In 1960 Neel appeared in a beat film, along with Larry Rivers and Allen Ginsberg. Then one of Neel’s portraits of Frank O’Hara appeared in ARTnews, with a positive review of her work, which described its “haunting power.” Meanwhile, Neel’s subjects changed—from friends and neighbors in Spanish Harlem, where she lived for decades, to artists and critics. Her work was shown alongside that of Milton Avery, Philip Pearlstein, Fairfield Porter and George Segal. Neel met Andy Warhol and Henry Geldzahler, a curator at the Metropolitan Museum of Art, both of whom she later painted. When her first solo show in a decade was a hit, her prices rose.

The counterculturalism of the 1960s and the feminism of the ’70s found resonance in Neel’s life and work. She was a guest on “The Johnny Carson Show” and became a minor celebrity on the college circuit. The last chapters of Hoban’s book read like an avalanche of reviews of Neel’s exhibitions and new works.

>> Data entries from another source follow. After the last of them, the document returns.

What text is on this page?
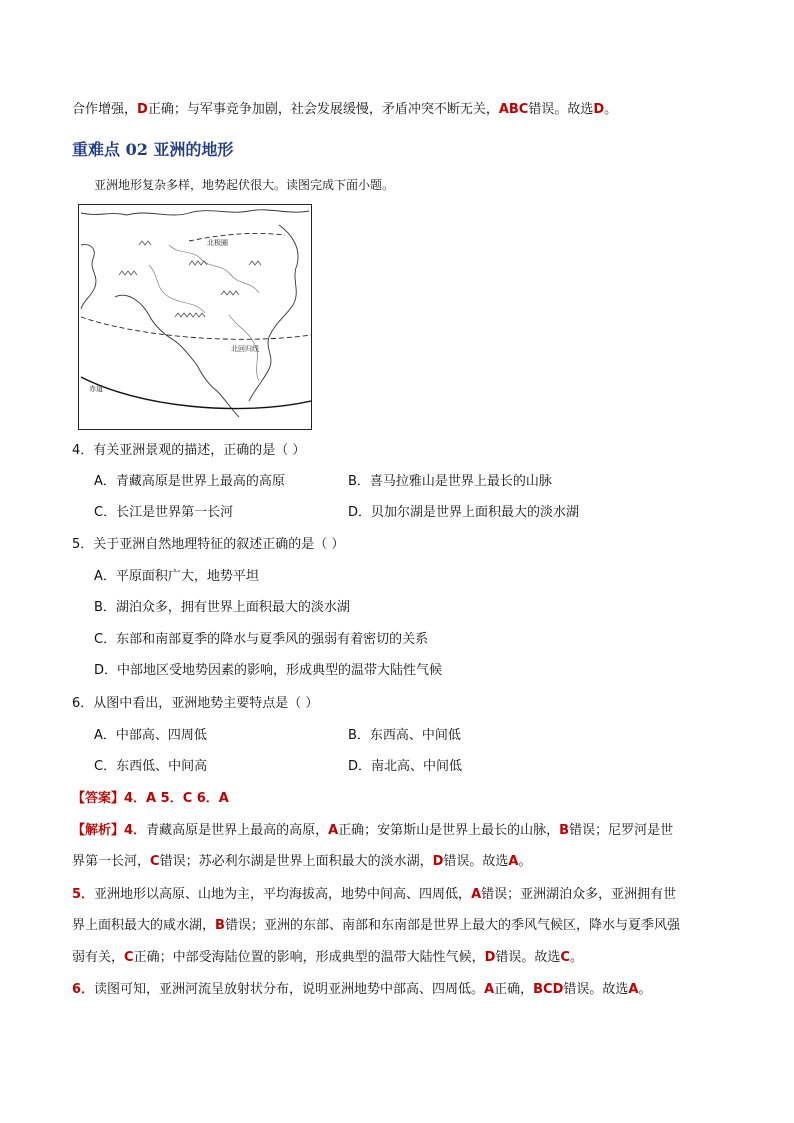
合作增强，D正确；与军事竞争加剧，社会发展缓慢，矛盾冲突不断无关，ABC错误。故选D。
重难点 02 亚洲的地形
亚洲地形复杂多样，地势起伏很大。读图完成下面小题。
北极圈
北回归线
赤道
4．有关亚洲景观的描述，正确的是（ ）
A．青藏高原是世界上最高的高原	B．喜马拉雅山是世界上最长的山脉
C．长江是世界第一长河	D．贝加尔湖是世界上面积最大的淡水湖
5．关于亚洲自然地理特征的叙述正确的是（ ）
A．平原面积广大，地势平坦
B．湖泊众多，拥有世界上面积最大的淡水湖
C．东部和南部夏季的降水与夏季风的强弱有着密切的关系
D．中部地区受地势因素的影响，形成典型的温带大陆性气候
6．从图中看出，亚洲地势主要特点是（ ）
A．中部高、四周低	B．东西高、中间低
C．东西低、中间高	D．南北高、中间低
【答案】4．A 5．C 6．A
【解析】4．青藏高原是世界上最高的高原，A正确；安第斯山是世界上最长的山脉，B错误；尼罗河是世
界第一长河，C错误；苏必利尔湖是世界上面积最大的淡水湖，D错误。故选A。
5．亚洲地形以高原、山地为主，平均海拔高，地势中间高、四周低，A错误；亚洲湖泊众多，亚洲拥有世
界上面积最大的咸水湖，B错误；亚洲的东部、南部和东南部是世界上最大的季风气候区，降水与夏季风强
弱有关，C正确；中部受海陆位置的影响，形成典型的温带大陆性气候，D错误。故选C。
6．读图可知，亚洲河流呈放射状分布，说明亚洲地势中部高、四周低。A正确，BCD错误。故选A。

Hoban credits Neel with significant artistic innovations. Neel transformed the nude by including pregnant women, children and herself at age 80; she reinvigorated the portrait, giving it a psychological dimension and broadening its subjects to include gay and transgendered people; and, with a social conscience, she painted multicultural subjects. Neel identified deeply with her subjects. “By doing that,” she explained, “there’s a kind of something I get that other artists don’t get.”